In this context, due to the small gap between the coalition camp and the opposition camp, Netanyahu proposed the idea of reducing the electoral threshold that was raised in the previous election cycle. The aim was to enable a small right-wing party led by former Minister and Knesset member Eli Yishai, who defected from the Shas movement, to enter the parliament. In the previous cycle, this party won around four seats but did not exceed the electoral threshold that was raised as per Liberman's proposal to target Arab parties. However, the right-wing lost four seats as a result. This proposal to reduce the electoral threshold is still a subject of debate within the government coalition itself, and there are opponents to it based on their own interests. Shas opposes this matter because it does not want Yishai to enter the parliament, even though maintaining the current electoral threshold also threatens its own position. The popularity of the Shas movement has significantly declined in recent years, and polls indicate that it may only win five seats, which is a significant collapse for a movement that was one of the prominent successes in the Israeli political arena in the 1990s. The Jewish Home party also opposes this idea because it wants to maintain its status as a representative of the religious right-wing settlement and as an ideological address for the right-wing. They also fear that Netanyahu plans, through reducing the electoral threshold, to expand the representation of the right-wing and thereby diminish the ability of the Jewish Home party to maneuver during government formation.

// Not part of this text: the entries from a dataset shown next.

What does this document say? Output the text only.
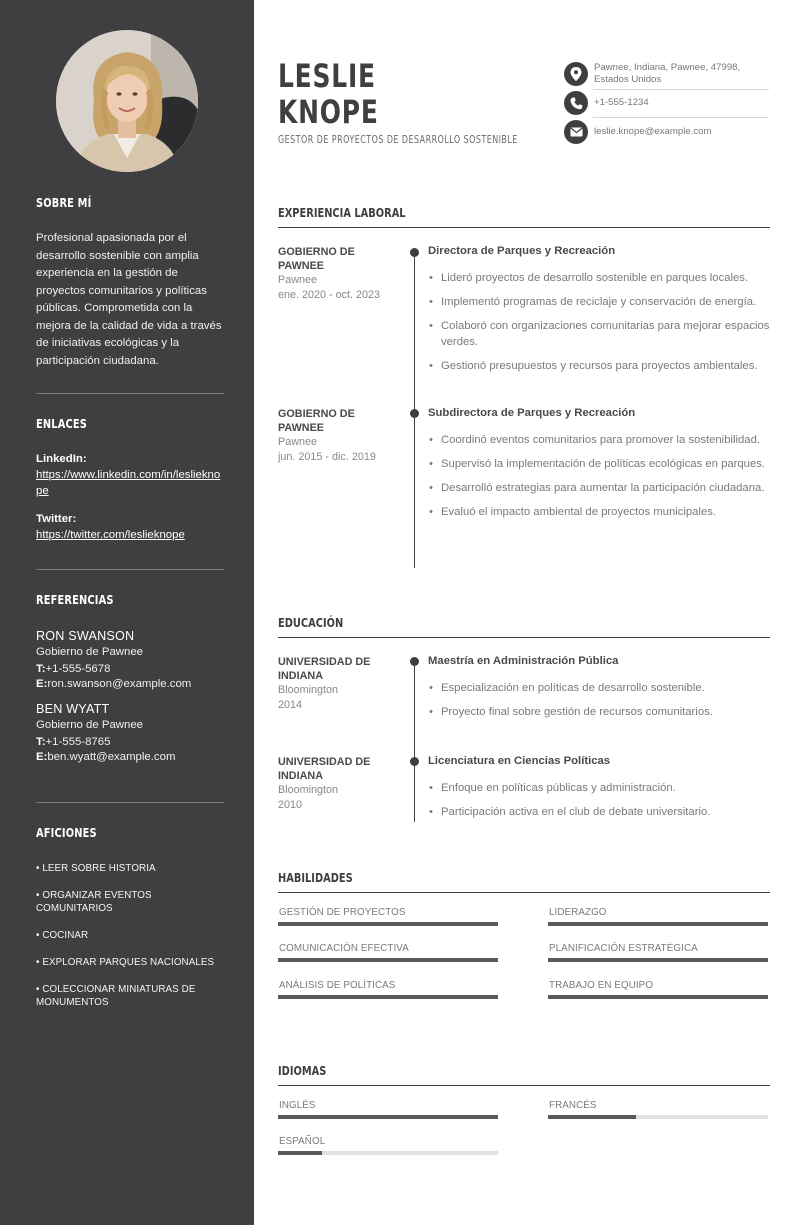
SOBRE MÍ

Profesional apasionada por el desarrollo sostenible con amplia experiencia en la gestión de proyectos comunitarios y políticas públicas. Comprometida con la mejora de la calidad de vida a través de iniciativas ecológicas y la participación ciudadana.

ENLACES
LinkedIn:
https://www.linkedin.com/in/leslieknope
Twitter:
https://twitter.com/leslieknope
REFERENCIAS
RON SWANSON
Gobierno de Pawnee
T:+1-555-5678
E:ron.swanson@example.com
BEN WYATT
Gobierno de Pawnee
T:+1-555-8765
E:ben.wyatt@example.com
AFICIONES
• LEER SOBRE HISTORIA
• ORGANIZAR EVENTOS COMUNITARIOS
• COCINAR
• EXPLORAR PARQUES NACIONALES
• COLECCIONAR MINIATURAS DE MONUMENTOS
LESLIE
KNOPE
GESTOR DE PROYECTOS DE DESARROLLO SOSTENIBLE
Pawnee, Indiana, Pawnee, 47998,
Estados Unidos
+1-555-1234
leslie.knope@example.com
EXPERIENCIA LABORAL
GOBIERNO DE PAWNEE
Pawnee
ene. 2020 - oct. 2023
Directora de Parques y Recreación
• Lideró proyectos de desarrollo sostenible en parques locales.
• Implementó programas de reciclaje y conservación de energía.
• Colaboró con organizaciones comunitarias para mejorar espacios verdes.
• Gestionó presupuestos y recursos para proyectos ambientales.
GOBIERNO DE PAWNEE
Pawnee
jun. 2015 - dic. 2019
Subdirectora de Parques y Recreación
• Coordinó eventos comunitarios para promover la sostenibilidad.
• Supervisó la implementación de políticas ecológicas en parques.
• Desarrolló estrategias para aumentar la participación ciudadana.
• Evaluó el impacto ambiental de proyectos municipales.
EDUCACIÓN
UNIVERSIDAD DE INDIANA
Bloomington
2014
Maestría en Administración Pública
• Especialización en políticas de desarrollo sostenible.
• Proyecto final sobre gestión de recursos comunitarios.
UNIVERSIDAD DE INDIANA
Bloomington
2010
Licenciatura en Ciencias Políticas
• Enfoque en políticas públicas y administración.
• Participación activa en el club de debate universitario.
HABILIDADES
GESTIÓN DE PROYECTOS	LIDERAZGO
COMUNICACIÓN EFECTIVA	PLANIFICACIÓN ESTRATÉGICA
ANÁLISIS DE POLÍTICAS	TRABAJO EN EQUIPO
IDIOMAS
INGLÉS	FRANCÉS
ESPAÑOL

On the other hand, the Meretz party will maintain its strength almost intact and may even gain an additional seat at the expense of the Labor party, which continues to decline and has not found a solution to its severe crisis. In light of this ongoing situation, the Labor party could transform into the fourth force in the Israeli political arena.


Overall:

The political landscape in Israel, given the current situation, indicates the following:

Firstly, Likud, led by Netanyahu, will continue to lead the government with minor changes in its composition, granting greater centralization to Likud within the government at the expense of coalition members whose strength will decline.

Secondly, the Labor Party will not be able to recover from its troubled state if Gabbay remains as its leader. Even if the Labor Party manages to attract Gantz to its ranks, it will increase the party's representation in the Knesset but will not match the strength of Likud.

Thirdly, the balance of power between the opposition and the coalition will remain in favor of the current right-wing coalition, although it will not be significant. However, the opposition does not see the Joint List as an ally in its endeavor to change the Likud's rule.

Fourthly, the electoral scene will become thrilling, with one major party and three medium-sized parties, while the remaining parties will be small, with an average of fewer than ten seats each.